LONDON — Land Rover has begun sales of a plug-in hybrid version of the Defender utility vehicle that dramatically reduces the car’s CO2 emissions.

The new P400e, which is a derivative of the long wheelbase 110 version, uses a drivetrain similar to that found in the Range Rover’s plug-in hybrids, which mates a 296-hp, 2.0-liter, four-cylinder gasoline engine with a 141-hp electric motor. The combined power is 398 hp.

A 19.2 kilowatt-hour battery gives an electric-only range of 43 km (27 miles), which helps reduce emissions to 76 grams per km as measured by the WLTP cycle. The next lowest emitting engine in the Defender’s range is the P200, 197-hp, 3.0-liter diesel with CO2 output of 199g/km.

The P400e starts at 64,800 pounds in the UK and 78,275 euros in Germany. Deliveries will begin next spring. No plug-in version of the short wheelbase 90 version is planned.

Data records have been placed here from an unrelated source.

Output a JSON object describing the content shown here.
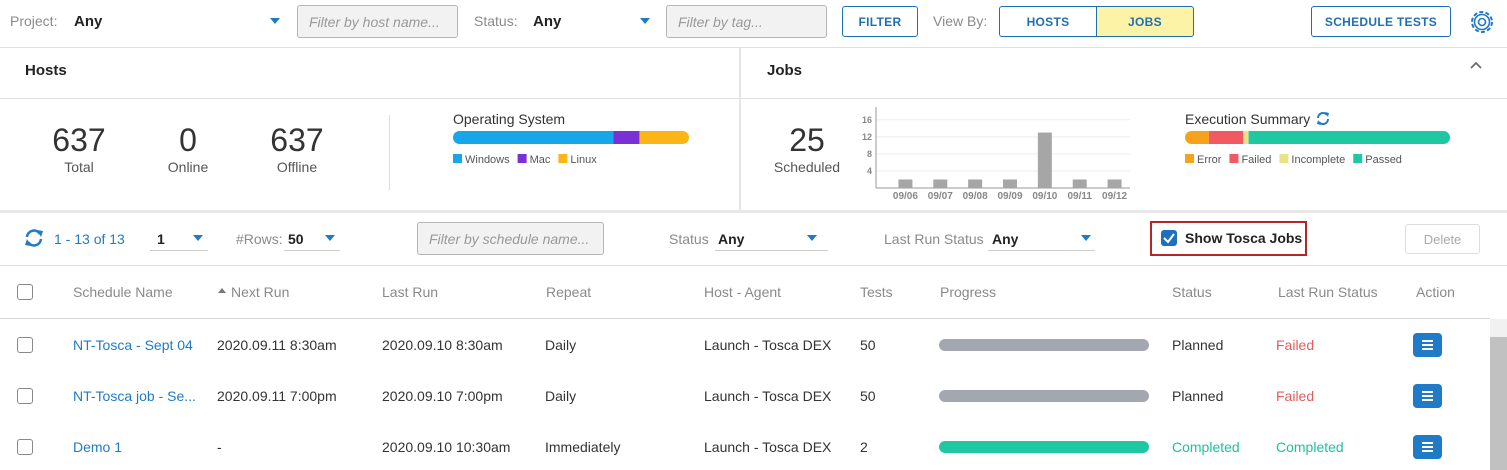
{
  "toolbar": {
    "project_label": "Project:",
    "project_value": "Any",
    "host_filter_placeholder": "Filter by host name...",
    "status_label": "Status:",
    "status_value": "Any",
    "tag_filter_placeholder": "Filter by tag...",
    "filter_button": "FILTER",
    "view_by_label": "View By:",
    "view_hosts": "HOSTS",
    "view_jobs": "JOBS",
    "schedule_button": "SCHEDULE TESTS"
  },
  "hosts_panel": {
    "title": "Hosts",
    "stats": [
      {
        "value": 637,
        "label": "Total"
      },
      {
        "value": 0,
        "label": "Online"
      },
      {
        "value": 637,
        "label": "Offline"
      }
    ],
    "os_chart": {
      "title": "Operating System",
      "segments": [
        {
          "name": "Windows",
          "color": "#17a6e8",
          "value": 68
        },
        {
          "name": "Mac",
          "color": "#7b2fd6",
          "value": 11
        },
        {
          "name": "Linux",
          "color": "#fbb516",
          "value": 21
        }
      ]
    }
  },
  "jobs_panel": {
    "title": "Jobs",
    "scheduled_value": 25,
    "scheduled_label": "Scheduled",
    "chart_data": {
      "type": "bar",
      "categories": [
        "09/06",
        "09/07",
        "09/08",
        "09/09",
        "09/10",
        "09/11",
        "09/12"
      ],
      "values": [
        2,
        2,
        2,
        2,
        13,
        2,
        2
      ],
      "color": "#a6a6a6",
      "ylim": [
        0,
        19
      ],
      "yticks": [
        4,
        8,
        12,
        16
      ],
      "grid": true
    },
    "execution_summary": {
      "title": "Execution Summary",
      "segments": [
        {
          "name": "Error",
          "color": "#f7a21b",
          "value": 9
        },
        {
          "name": "Failed",
          "color": "#f25a62",
          "value": 13
        },
        {
          "name": "Incomplete",
          "color": "#ebe38a",
          "value": 2
        },
        {
          "name": "Passed",
          "color": "#1fc8a2",
          "value": 76
        }
      ]
    }
  },
  "list_toolbar": {
    "range": "1 - 13 of 13",
    "page": "1",
    "rows_label": "#Rows:",
    "rows_value": "50",
    "schedule_filter_placeholder": "Filter by schedule name...",
    "status_label": "Status",
    "status_value": "Any",
    "last_run_status_label": "Last Run Status",
    "last_run_status_value": "Any",
    "show_tosca_jobs": "Show Tosca Jobs",
    "delete_button": "Delete"
  },
  "table": {
    "columns": [
      "Schedule Name",
      "Next Run",
      "Last Run",
      "Repeat",
      "Host - Agent",
      "Tests",
      "Progress",
      "Status",
      "Last Run Status",
      "Action"
    ],
    "rows": [
      {
        "name": "NT-Tosca - Sept 04",
        "next_run": "2020.09.11 8:30am",
        "last_run": "2020.09.10 8:30am",
        "repeat": "Daily",
        "host_agent": "Launch - Tosca DEX",
        "tests": 50,
        "progress_color": "#a3a8b0",
        "status": "Planned",
        "status_color": "#333333",
        "last_run_status": "Failed",
        "last_run_status_color": "#e35c5c"
      },
      {
        "name": "NT-Tosca job - Se...",
        "next_run": "2020.09.11 7:00pm",
        "last_run": "2020.09.10 7:00pm",
        "repeat": "Daily",
        "host_agent": "Launch - Tosca DEX",
        "tests": 50,
        "progress_color": "#a3a8b0",
        "status": "Planned",
        "status_color": "#333333",
        "last_run_status": "Failed",
        "last_run_status_color": "#e35c5c"
      },
      {
        "name": "Demo 1",
        "next_run": "-",
        "last_run": "2020.09.10 10:30am",
        "repeat": "Immediately",
        "host_agent": "Launch - Tosca DEX",
        "tests": 2,
        "progress_color": "#1fc8a2",
        "status": "Completed",
        "status_color": "#1fbfa0",
        "last_run_status": "Completed",
        "last_run_status_color": "#1fbfa0"
      }
    ]
  }
}
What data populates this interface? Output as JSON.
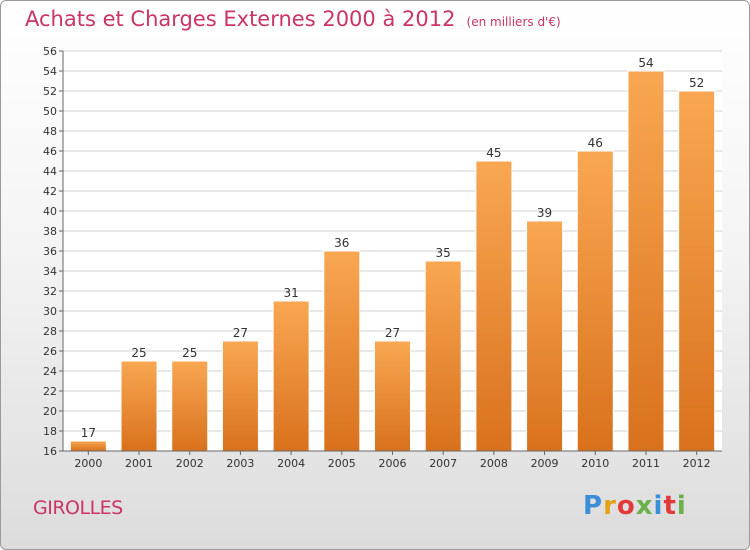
{
  "header": {
    "title": "Achats et Charges Externes 2000 à 2012",
    "unit": "(en milliers d'€)"
  },
  "footer": {
    "commune": "GIROLLES",
    "brand": "Proxiti"
  },
  "colors": {
    "title": "#cc3366",
    "bar_light": "#f9a752",
    "bar_dark": "#d9711c",
    "grid": "#d0d0d0"
  },
  "chart_data": {
    "type": "bar",
    "categories": [
      "2000",
      "2001",
      "2002",
      "2003",
      "2004",
      "2005",
      "2006",
      "2007",
      "2008",
      "2009",
      "2010",
      "2011",
      "2012"
    ],
    "values": [
      17,
      25,
      25,
      27,
      31,
      36,
      27,
      35,
      45,
      39,
      46,
      54,
      52
    ],
    "ylim": [
      16,
      56
    ],
    "yticks": [
      16,
      18,
      20,
      22,
      24,
      26,
      28,
      30,
      32,
      34,
      36,
      38,
      40,
      42,
      44,
      46,
      48,
      50,
      52,
      54,
      56
    ],
    "grid": true,
    "data_labels": true
  }
}
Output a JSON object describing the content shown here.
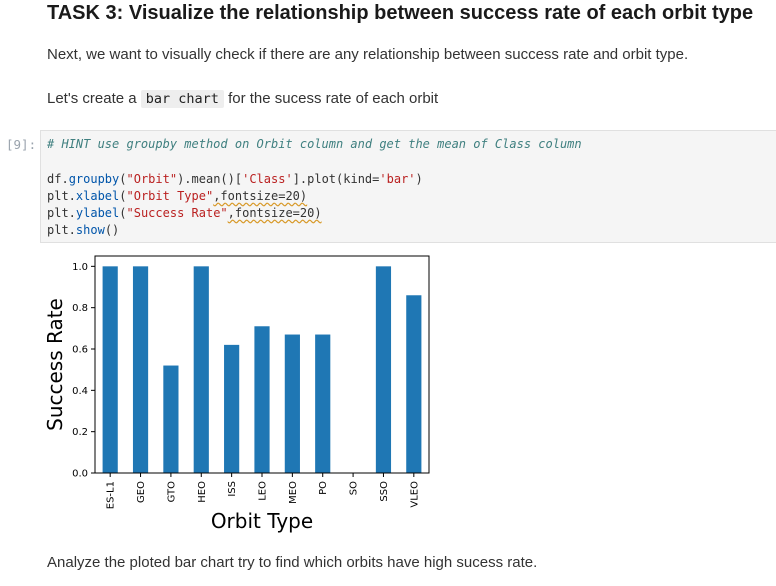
{
  "heading": "TASK 3: Visualize the relationship between success rate of each orbit type",
  "intro": "Next, we want to visually check if there are any relationship between success rate and orbit type.",
  "create_prefix": "Let's create a ",
  "create_code": "bar chart",
  "create_suffix": " for the sucess rate of each orbit",
  "cell_prompt": "[9]:",
  "code": {
    "comment": "# HINT use groupby method on Orbit column and get the mean of Class column",
    "l2_a": "df.",
    "l2_fn": "groupby",
    "l2_b": "(",
    "l2_s1": "\"Orbit\"",
    "l2_c": ").mean()[",
    "l2_s2": "'Class'",
    "l2_d": "].plot(kind=",
    "l2_s3": "'bar'",
    "l2_e": ")",
    "l3_a": "plt.",
    "l3_fn": "xlabel",
    "l3_b": "(",
    "l3_s": "\"Orbit Type\"",
    "l3_c": ",fontsize=20)",
    "l4_a": "plt.",
    "l4_fn": "ylabel",
    "l4_b": "(",
    "l4_s": "\"Success Rate\"",
    "l4_c": ",fontsize=20)",
    "l5_a": "plt.",
    "l5_fn": "show",
    "l5_b": "()"
  },
  "analyze": "Analyze the ploted bar chart try to find which orbits have high sucess rate.",
  "colors": {
    "bar": "#1f77b4"
  },
  "chart_data": {
    "type": "bar",
    "categories": [
      "ES-L1",
      "GEO",
      "GTO",
      "HEO",
      "ISS",
      "LEO",
      "MEO",
      "PO",
      "SO",
      "SSO",
      "VLEO"
    ],
    "values": [
      1.0,
      1.0,
      0.52,
      1.0,
      0.62,
      0.71,
      0.67,
      0.67,
      0.0,
      1.0,
      0.86
    ],
    "xlabel": "Orbit Type",
    "ylabel": "Success Rate",
    "ylim": [
      0,
      1.05
    ],
    "yticks": [
      "0.0",
      "0.2",
      "0.4",
      "0.6",
      "0.8",
      "1.0"
    ],
    "grid": false
  }
}
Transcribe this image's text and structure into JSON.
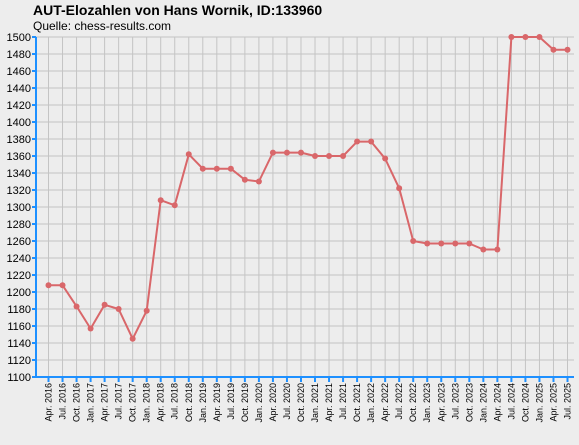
{
  "title": "AUT-Elozahlen von Hans Wornik, ID:133960",
  "subtitle": "Quelle: chess-results.com",
  "chart_data": {
    "type": "line",
    "title": "AUT-Elozahlen von Hans Wornik, ID:133960",
    "subtitle": "Quelle: chess-results.com",
    "xlabel": "",
    "ylabel": "",
    "ylim": [
      1100,
      1500
    ],
    "ytick_step": 20,
    "grid": true,
    "legend": "none",
    "colors": {
      "line": "#d9676a",
      "axis": "#1e90ff",
      "grid": "#c4c4c4",
      "background": "#ededed"
    },
    "categories": [
      "Apr. 2016",
      "Jul. 2016",
      "Oct. 2016",
      "Jan. 2017",
      "Apr. 2017",
      "Jul. 2017",
      "Oct. 2017",
      "Jan. 2018",
      "Apr. 2018",
      "Jul. 2018",
      "Oct. 2018",
      "Jan. 2019",
      "Apr. 2019",
      "Jul. 2019",
      "Oct. 2019",
      "Jan. 2020",
      "Apr. 2020",
      "Jul. 2020",
      "Oct. 2020",
      "Jan. 2021",
      "Apr. 2021",
      "Jul. 2021",
      "Oct. 2021",
      "Jan. 2022",
      "Apr. 2022",
      "Jul. 2022",
      "Oct. 2022",
      "Jan. 2023",
      "Apr. 2023",
      "Jul. 2023",
      "Oct. 2023",
      "Jan. 2024",
      "Apr. 2024",
      "Jul. 2024",
      "Oct. 2024",
      "Jan. 2025",
      "Apr. 2025",
      "Jul. 2025"
    ],
    "series": [
      {
        "values": [
          1208,
          1208,
          1183,
          1157,
          1185,
          1180,
          1145,
          1178,
          1308,
          1302,
          1362,
          1345,
          1345,
          1345,
          1332,
          1330,
          1364,
          1364,
          1364,
          1360,
          1360,
          1360,
          1377,
          1377,
          1357,
          1322,
          1260,
          1257,
          1257,
          1257,
          1257,
          1250,
          1250,
          1500,
          1500,
          1500,
          1485,
          1485
        ]
      }
    ]
  }
}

Land Rover sold 3,257 plug-on hybrid versions of the Range Rover and Range Rover Sport in Western Europe in the first seven months of the year, amounting to 3.8 percent of its sales, according to data from analyst Matthias Schmidt.

The figure lagged behind its premium rivals, including Volvo with a 27 percent plug-in hybrid share, BMW with a 9.6 percent share, Mercedes with a 6.7 percent share and Audi with a 4.8 percent share.

Land Rover recently began sales of plug-in hybrid versions of the smaller Range Rover Evoque and related Land Rover Discovery Sport, which use a 1.5-liter gasoline engine. Deliveries of those model begin later this year.

CO2 targets

The SUV maker’s parent, Jaguar Land Rover, has to hit a European target to lower its CO2 fleet emissions to 156g/km by 2021, measured on the WLTP test cycle.

In 2017, the company’s European fleet average was 153g/km based on the less stringent NEDC test cycle, according to company figures.

Plug-in hybrid versions of the Defender will also be launched in China “in the near future,” a spokesman said. However, the drivetrain will not be offered in the U.S. “There is currently no demand for this powertrain in this segment of the market in the U.S.” the spokesman added.

The Defender is built in JLR’s plant in Nitra, Slovakia.

As well as launching the plug-in hybrid, Land Rover has dropped the four-cylinder diesel engine in the Defender and replaced it with a six-cylinder inline diesel for its two entry models, the P200 and P250.

The new diesel conforms to the latest EU6-d regulations. The unit “offers an increase in torque with enhanced refinement, while also delivering lower fuel consumption and CO2 emissions,” JLR said.

The Defender range consists of the three-door 90 variant, which is 4583mm long, and the five-door 110, which is 5018mm in length. The SUV’s model range starts at 42,920 pounds in the UK.

Land Rover also offers Hard Top commercial versions of both models, which have no rear seats.